President Obama arrived in Joplin, Mo., Sunday to offer condolences and federal aid to survivors of an EF5 tornado that killed at least 139 people when it tore through the town of 50,000, taking out 2,000 buildings in its destructive wake one week ago.
Missouri Gov. Jay Nixon and others greeted Obama on the tarmac before they set out for their first stop, a walking tour of a destroyed neighborhood. A memorial service later was punctuating a day of remembrance and toil as authorities pressed on with the tasks of poking through wreckage and identifying the dead.
Obama returned Saturday from a six-day European tour of Ireland, Britain, France and Poland. After days of focusing on the U.S. relationship with the rest of the world, he turned to an even more critical connection: his own, with the American people.
He was visiting survivors and the bereaved from the worst tornado in decades, in what has racked up to be the deadliest tornado season in more than 50 years. As Air Force One swept over the landscape, flattened houses and stripped trees offered a massive swath of brown.
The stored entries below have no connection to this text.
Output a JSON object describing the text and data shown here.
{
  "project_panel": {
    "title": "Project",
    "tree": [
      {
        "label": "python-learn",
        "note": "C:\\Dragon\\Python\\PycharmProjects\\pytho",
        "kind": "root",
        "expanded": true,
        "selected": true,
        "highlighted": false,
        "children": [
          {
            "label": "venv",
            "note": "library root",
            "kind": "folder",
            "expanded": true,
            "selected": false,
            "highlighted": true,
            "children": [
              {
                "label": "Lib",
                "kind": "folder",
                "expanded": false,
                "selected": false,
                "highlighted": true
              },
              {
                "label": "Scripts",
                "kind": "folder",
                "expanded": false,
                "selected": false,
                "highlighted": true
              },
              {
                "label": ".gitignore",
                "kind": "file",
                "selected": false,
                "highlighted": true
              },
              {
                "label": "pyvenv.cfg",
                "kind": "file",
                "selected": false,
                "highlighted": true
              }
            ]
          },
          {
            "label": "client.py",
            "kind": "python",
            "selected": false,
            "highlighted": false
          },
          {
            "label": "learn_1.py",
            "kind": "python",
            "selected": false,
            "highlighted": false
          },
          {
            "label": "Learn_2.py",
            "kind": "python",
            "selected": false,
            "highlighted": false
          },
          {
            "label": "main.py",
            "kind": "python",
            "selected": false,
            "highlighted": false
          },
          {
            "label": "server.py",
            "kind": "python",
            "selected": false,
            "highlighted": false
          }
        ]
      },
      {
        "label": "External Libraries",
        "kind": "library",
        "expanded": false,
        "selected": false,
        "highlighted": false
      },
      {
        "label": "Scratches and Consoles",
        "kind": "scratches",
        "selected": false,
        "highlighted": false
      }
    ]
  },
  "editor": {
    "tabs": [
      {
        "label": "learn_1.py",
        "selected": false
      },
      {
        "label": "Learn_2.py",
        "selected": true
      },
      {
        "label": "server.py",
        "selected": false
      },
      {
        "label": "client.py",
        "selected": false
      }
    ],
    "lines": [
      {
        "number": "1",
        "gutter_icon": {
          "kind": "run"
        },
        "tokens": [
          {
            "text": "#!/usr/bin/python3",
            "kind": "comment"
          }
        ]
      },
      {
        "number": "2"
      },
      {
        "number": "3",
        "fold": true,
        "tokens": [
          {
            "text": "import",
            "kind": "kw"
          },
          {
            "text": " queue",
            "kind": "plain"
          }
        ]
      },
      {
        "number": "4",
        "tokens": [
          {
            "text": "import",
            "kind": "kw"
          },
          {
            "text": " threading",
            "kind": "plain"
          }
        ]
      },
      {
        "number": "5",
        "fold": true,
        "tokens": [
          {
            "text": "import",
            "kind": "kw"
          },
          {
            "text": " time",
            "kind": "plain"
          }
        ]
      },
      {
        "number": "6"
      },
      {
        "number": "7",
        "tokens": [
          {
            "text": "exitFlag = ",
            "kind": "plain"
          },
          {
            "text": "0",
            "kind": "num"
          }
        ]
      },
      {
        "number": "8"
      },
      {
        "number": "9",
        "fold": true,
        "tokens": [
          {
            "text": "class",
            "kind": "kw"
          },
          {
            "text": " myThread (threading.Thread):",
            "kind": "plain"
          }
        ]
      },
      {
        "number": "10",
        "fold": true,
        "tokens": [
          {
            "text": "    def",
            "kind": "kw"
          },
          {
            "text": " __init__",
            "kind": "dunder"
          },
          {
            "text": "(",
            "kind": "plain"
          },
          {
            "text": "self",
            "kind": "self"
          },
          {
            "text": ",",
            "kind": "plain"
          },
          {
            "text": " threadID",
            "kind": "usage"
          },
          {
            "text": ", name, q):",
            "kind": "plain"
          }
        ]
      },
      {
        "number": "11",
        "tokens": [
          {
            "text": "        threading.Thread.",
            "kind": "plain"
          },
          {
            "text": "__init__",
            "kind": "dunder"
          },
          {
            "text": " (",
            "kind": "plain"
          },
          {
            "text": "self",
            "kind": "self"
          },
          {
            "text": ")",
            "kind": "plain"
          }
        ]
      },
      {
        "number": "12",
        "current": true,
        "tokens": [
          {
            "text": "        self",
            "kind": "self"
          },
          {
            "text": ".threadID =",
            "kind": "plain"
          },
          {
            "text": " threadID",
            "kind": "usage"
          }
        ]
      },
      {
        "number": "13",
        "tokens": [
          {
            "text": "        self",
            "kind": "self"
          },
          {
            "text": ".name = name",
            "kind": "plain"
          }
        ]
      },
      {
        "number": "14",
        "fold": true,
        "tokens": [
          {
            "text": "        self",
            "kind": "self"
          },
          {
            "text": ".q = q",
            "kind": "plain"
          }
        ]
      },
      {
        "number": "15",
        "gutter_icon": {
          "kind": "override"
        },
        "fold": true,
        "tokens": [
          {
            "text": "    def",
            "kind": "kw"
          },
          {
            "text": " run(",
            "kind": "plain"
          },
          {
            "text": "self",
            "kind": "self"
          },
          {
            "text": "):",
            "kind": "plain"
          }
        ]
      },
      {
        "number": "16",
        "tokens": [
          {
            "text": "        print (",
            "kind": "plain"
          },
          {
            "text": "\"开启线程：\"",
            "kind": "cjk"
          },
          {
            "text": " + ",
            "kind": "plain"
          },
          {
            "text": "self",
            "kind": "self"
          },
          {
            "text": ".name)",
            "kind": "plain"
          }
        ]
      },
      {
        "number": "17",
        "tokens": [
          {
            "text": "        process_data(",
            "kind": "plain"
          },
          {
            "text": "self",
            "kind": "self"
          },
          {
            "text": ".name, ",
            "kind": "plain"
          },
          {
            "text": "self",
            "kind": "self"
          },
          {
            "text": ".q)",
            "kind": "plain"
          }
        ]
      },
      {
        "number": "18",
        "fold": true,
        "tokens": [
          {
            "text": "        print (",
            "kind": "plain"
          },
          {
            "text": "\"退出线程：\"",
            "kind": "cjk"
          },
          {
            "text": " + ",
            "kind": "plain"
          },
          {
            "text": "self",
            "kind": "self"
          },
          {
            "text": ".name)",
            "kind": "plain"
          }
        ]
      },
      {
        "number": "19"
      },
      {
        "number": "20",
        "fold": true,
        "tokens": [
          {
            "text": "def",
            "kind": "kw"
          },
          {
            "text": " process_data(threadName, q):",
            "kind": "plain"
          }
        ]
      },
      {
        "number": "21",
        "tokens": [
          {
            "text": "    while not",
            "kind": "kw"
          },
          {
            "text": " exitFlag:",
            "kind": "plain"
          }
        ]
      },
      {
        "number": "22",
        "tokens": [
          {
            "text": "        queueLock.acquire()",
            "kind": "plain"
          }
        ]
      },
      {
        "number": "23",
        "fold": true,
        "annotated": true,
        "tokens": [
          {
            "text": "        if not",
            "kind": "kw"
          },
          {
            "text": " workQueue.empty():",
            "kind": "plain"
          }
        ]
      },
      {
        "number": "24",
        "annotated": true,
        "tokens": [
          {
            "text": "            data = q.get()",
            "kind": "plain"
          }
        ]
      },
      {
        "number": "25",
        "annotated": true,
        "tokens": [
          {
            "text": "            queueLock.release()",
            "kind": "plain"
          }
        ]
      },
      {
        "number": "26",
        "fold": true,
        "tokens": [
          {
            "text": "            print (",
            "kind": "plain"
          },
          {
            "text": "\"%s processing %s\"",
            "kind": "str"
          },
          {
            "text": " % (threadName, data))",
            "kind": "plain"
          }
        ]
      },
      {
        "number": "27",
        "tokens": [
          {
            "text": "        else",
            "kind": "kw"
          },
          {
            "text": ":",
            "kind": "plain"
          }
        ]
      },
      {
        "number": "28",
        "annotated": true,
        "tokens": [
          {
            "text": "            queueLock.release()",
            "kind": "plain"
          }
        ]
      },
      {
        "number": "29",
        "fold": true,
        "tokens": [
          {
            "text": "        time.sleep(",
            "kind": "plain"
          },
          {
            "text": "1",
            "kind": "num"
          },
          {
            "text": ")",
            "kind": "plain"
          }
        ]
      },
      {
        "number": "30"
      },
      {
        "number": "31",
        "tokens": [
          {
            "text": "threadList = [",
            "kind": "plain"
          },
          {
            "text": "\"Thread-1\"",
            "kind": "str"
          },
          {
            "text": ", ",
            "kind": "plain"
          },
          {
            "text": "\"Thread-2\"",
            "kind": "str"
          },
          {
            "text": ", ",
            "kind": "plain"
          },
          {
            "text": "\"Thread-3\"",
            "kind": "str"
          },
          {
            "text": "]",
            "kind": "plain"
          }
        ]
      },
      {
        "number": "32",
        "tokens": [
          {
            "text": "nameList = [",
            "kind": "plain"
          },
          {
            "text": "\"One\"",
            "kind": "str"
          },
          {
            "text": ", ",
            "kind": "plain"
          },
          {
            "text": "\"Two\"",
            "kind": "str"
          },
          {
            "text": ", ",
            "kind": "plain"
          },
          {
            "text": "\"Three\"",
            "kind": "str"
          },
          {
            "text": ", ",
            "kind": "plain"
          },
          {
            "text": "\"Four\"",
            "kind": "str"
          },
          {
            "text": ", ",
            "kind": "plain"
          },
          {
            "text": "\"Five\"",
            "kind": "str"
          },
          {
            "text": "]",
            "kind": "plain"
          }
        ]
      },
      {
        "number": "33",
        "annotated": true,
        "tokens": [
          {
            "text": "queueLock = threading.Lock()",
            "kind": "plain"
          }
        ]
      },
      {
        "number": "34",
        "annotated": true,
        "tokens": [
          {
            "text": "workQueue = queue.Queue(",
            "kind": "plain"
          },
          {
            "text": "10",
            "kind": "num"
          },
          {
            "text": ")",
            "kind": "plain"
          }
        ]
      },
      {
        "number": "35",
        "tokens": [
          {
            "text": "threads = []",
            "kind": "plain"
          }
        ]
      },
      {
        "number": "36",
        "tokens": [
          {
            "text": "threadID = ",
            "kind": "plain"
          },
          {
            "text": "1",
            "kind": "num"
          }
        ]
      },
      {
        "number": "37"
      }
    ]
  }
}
Looking around the neighborhood by foot, Obama eyed boarded-up windows, damaged business signs, fallen trees, piles of debris and homes spray-painted with "God Bless Everyone"
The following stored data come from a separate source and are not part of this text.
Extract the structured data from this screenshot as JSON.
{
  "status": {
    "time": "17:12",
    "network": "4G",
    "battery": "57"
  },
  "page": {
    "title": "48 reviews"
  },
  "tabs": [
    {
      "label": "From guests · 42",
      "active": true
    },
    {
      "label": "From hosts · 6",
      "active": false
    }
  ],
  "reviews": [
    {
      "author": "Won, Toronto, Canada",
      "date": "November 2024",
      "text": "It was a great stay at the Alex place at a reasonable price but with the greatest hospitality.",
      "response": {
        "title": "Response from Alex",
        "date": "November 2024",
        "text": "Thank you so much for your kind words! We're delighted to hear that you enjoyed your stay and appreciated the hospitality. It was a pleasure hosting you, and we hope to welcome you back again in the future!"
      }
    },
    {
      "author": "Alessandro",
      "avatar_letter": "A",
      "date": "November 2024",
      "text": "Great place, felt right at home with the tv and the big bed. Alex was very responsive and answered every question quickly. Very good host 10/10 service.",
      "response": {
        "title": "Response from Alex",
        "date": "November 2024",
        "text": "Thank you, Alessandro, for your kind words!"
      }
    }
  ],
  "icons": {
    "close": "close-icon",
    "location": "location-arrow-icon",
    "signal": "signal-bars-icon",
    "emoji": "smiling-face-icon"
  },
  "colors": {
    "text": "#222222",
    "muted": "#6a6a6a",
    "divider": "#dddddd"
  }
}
With dozens still missing, homes marked with an X meant they had been searched already for missing loved ones.
Speaking to the press after his tour, Obama said the "scene speaks for itself." He pledged that the tragedy isn't just one for the community, but one the nation will share.
"And there will be a national response," he said.
Sunday's task by Obama is a recurring one of late. He has offered handshakes, hugs and federal assistance after the mass shooting in Arizona in January in which U.S. Rep. Gabrielle Giffords was wounded, when tornadoes struck Tuscaloosa, Ala., last month and more recently when flooding from the Mississippi inundated parts of Memphis, Tenn.
In Jaspar County, where Joplin is located and the president lost in 2008 to Sen. John McCain 2-1, a few hundred people waved to the president along the motorcade route, bearing flags and snapping pictures. Some held signs that said, "God Bless Joplin."
The Associated Press contributed to this report.